A piano’s dead keys, cold to your touch’.

Larkin picks up the rear, even when Wilkinson is in hock to the stylism of Verlaine. The tone and timbre of mocking contempt is sometimes as affected in relation to the vagaries of ‘love’ as it is to the value of Art, as though both were chimeric spectres, invoked respectively by falsified emotion and surfeits of cash. And truly, the futile decadence of a gunboat decanting ordnance into the Congo bush in Conrad would be a fitting subtextual denouement for emotional and intellectual absurdity: Wilkinson’s sterling final tercet fires bravely into the squalid emptiness:

‘Like a useless toy boat that’s miles offshore –
too tired to go on, but who can’t pack it in –
I’ll wait on the shipwreck still gunning for me’.
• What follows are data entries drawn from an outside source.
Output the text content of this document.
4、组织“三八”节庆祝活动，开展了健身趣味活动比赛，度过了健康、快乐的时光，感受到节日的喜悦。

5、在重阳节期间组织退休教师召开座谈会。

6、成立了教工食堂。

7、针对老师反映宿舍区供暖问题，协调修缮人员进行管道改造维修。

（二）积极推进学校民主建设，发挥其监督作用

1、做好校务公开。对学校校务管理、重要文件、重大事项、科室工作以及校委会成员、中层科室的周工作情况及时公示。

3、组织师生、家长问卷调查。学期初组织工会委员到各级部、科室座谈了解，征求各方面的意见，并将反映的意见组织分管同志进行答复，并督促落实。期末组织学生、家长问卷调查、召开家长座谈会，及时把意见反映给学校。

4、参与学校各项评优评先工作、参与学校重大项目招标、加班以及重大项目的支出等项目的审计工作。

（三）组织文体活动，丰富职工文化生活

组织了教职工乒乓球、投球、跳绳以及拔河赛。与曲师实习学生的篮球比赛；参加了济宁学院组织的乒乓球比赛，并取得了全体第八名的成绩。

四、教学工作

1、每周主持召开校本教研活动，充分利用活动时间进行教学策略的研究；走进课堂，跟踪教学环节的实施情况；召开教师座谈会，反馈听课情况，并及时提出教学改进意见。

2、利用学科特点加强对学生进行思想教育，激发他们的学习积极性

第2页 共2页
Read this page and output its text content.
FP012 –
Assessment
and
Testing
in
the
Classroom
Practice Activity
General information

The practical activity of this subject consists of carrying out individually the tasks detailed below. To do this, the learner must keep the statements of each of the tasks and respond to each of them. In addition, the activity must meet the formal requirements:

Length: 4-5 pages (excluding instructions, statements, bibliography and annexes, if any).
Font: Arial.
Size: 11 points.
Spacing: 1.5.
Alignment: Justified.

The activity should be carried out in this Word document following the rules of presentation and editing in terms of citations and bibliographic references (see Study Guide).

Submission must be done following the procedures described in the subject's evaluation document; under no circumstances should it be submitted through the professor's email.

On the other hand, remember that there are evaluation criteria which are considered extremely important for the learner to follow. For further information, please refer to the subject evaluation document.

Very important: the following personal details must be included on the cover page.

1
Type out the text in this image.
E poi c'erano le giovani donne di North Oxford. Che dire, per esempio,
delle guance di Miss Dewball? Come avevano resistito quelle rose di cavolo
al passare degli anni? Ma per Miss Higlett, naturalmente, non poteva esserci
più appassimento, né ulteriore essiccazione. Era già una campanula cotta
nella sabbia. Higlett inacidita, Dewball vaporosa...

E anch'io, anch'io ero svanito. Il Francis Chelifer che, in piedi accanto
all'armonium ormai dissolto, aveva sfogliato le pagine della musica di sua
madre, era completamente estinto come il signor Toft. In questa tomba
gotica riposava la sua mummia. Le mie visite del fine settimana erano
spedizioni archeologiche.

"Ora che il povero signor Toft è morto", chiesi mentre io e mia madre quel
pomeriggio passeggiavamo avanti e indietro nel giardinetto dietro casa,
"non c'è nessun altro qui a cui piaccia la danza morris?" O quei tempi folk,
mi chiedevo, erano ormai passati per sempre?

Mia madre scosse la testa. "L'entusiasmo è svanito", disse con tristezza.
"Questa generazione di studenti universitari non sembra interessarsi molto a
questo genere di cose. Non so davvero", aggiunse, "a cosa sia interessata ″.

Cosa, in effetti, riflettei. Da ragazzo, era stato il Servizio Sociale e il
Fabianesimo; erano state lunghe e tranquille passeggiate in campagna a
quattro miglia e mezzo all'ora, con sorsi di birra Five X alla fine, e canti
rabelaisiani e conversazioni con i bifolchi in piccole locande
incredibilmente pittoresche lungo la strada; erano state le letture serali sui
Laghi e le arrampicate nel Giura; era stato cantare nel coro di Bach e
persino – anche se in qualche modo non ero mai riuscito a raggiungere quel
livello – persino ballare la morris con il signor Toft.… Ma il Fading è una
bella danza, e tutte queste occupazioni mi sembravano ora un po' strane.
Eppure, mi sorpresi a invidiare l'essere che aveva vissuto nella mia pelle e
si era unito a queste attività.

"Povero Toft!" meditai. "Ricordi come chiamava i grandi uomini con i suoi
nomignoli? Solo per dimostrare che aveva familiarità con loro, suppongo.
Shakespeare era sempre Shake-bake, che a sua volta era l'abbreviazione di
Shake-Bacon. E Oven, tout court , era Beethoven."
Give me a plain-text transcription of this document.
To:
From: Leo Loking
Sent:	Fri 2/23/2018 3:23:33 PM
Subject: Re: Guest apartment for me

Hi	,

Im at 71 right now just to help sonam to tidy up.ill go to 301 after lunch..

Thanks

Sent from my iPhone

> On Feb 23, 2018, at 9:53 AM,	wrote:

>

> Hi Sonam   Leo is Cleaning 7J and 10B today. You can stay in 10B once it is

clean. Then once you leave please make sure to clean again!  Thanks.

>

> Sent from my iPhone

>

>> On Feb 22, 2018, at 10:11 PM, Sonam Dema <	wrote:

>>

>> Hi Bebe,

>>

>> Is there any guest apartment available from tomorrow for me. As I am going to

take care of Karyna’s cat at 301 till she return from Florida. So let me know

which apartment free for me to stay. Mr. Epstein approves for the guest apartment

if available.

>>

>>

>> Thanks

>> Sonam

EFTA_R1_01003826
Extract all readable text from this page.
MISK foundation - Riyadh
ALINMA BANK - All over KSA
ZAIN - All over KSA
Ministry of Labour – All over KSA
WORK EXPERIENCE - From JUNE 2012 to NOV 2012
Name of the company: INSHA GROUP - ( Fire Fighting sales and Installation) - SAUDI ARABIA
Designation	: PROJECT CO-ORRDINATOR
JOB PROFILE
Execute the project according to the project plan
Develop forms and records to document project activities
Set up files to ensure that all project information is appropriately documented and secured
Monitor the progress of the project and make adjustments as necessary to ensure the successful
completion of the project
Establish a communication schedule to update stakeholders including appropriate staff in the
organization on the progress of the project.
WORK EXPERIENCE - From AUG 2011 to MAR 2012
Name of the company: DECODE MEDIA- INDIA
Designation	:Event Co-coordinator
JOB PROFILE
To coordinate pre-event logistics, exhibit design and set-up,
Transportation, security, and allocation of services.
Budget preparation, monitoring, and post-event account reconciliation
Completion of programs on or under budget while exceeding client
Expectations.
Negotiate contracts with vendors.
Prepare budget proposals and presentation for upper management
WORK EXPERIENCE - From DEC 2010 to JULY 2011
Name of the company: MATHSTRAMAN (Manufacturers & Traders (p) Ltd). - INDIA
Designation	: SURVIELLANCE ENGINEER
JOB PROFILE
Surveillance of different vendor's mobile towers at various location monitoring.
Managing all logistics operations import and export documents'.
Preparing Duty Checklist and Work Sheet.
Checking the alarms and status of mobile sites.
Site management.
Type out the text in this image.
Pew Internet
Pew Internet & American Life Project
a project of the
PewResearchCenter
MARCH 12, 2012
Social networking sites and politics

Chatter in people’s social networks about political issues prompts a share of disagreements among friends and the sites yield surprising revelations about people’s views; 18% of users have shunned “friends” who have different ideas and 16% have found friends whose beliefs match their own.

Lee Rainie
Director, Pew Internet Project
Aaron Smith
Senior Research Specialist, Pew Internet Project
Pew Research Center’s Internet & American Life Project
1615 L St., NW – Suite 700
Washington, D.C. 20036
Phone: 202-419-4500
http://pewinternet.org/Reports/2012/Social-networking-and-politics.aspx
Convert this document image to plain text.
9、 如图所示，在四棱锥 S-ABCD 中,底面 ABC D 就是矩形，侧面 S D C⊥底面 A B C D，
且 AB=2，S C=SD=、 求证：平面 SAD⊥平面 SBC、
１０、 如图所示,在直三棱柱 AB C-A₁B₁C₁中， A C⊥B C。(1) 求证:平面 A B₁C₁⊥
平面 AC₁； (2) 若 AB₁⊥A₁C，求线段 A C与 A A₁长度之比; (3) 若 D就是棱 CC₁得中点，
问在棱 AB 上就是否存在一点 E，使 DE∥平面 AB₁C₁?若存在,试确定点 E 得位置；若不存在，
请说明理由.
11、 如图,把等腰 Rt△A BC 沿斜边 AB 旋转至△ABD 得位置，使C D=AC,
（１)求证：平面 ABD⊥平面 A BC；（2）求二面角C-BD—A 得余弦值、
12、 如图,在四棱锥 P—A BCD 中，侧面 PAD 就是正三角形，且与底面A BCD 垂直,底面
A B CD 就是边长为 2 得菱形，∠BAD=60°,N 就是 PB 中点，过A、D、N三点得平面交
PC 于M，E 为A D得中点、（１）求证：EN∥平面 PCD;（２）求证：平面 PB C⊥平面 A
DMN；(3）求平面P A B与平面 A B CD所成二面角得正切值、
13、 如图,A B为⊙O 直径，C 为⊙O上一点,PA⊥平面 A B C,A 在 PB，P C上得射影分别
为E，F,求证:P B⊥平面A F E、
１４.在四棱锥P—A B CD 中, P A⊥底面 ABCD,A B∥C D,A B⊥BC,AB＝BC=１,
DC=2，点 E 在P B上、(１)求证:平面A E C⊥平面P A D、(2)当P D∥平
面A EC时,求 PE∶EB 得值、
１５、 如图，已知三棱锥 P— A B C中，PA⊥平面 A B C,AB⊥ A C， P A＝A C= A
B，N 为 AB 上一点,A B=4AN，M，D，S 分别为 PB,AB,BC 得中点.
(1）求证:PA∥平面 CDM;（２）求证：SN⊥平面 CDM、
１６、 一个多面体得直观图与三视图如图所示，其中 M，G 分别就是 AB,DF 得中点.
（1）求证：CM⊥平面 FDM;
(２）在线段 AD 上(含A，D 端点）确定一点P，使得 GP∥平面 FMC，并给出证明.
If Peter Mandleson’s mistaking of mushy peas for an avocado dip in a Hartlepool fish shop is one characteristic of a divorce from working class reality (‘Guacamole’), then Julian Barnes’ subtitle to the poem ‘Frame’ - Our life is not our life, merely the story we have told ourselves - is the argot of a different kind of disjuncture. The final line of the final poem of this richly satisfying collection gives an ambiguous summation of what precedes it: ‘And not me, but whoever I was. Whoever this is’. Rendered in the sepia tones of bucolic recall, the title of ‘Northern Anecdotal’ belies its own innocent honesty with a sudden corrective to memory. The process is renegotiated in the long poem ‘Frame’, whose uncertain meander through the backwaters of a life unearths the detail of half memory ‘and its neat shot of treachery’, insinuated, here, into the umpteenth figurative chaser, as though clinging, eternally, to the wreckage.

And from this narrative point, we travel backwards to move forwards. In the relentless round of enervation, of the fragmenting past, it becomes necessary to re-varnish memory in order to restore the holes occasioned by the falling apart of what we think we recognise (‘Last Hope’). One of the most extraordinary poems in a book of glittering gems takes, as its starting point, a painting of 1935 by Diego Rivera. ‘The Flower Carrier’’s artful, and luxuriantly cynical description of a wedding at which the fragrance and colour of the floral decorations are counterposed by the ‘stench of politics’, honours the carrier’s lack of self-deception, his, or her, celebration of love and beauty in despite, and the failure of others to know the difference:

‘But their weight on my back

is the weight of love itself, bright
yet strangely heavy; the faith we all carry
in our tired old hearts. I’ll arrive

in town, hat tipped against the sun,
pocket my fee, whistle and be gone,
knowing this beautiful lie is my art alone’.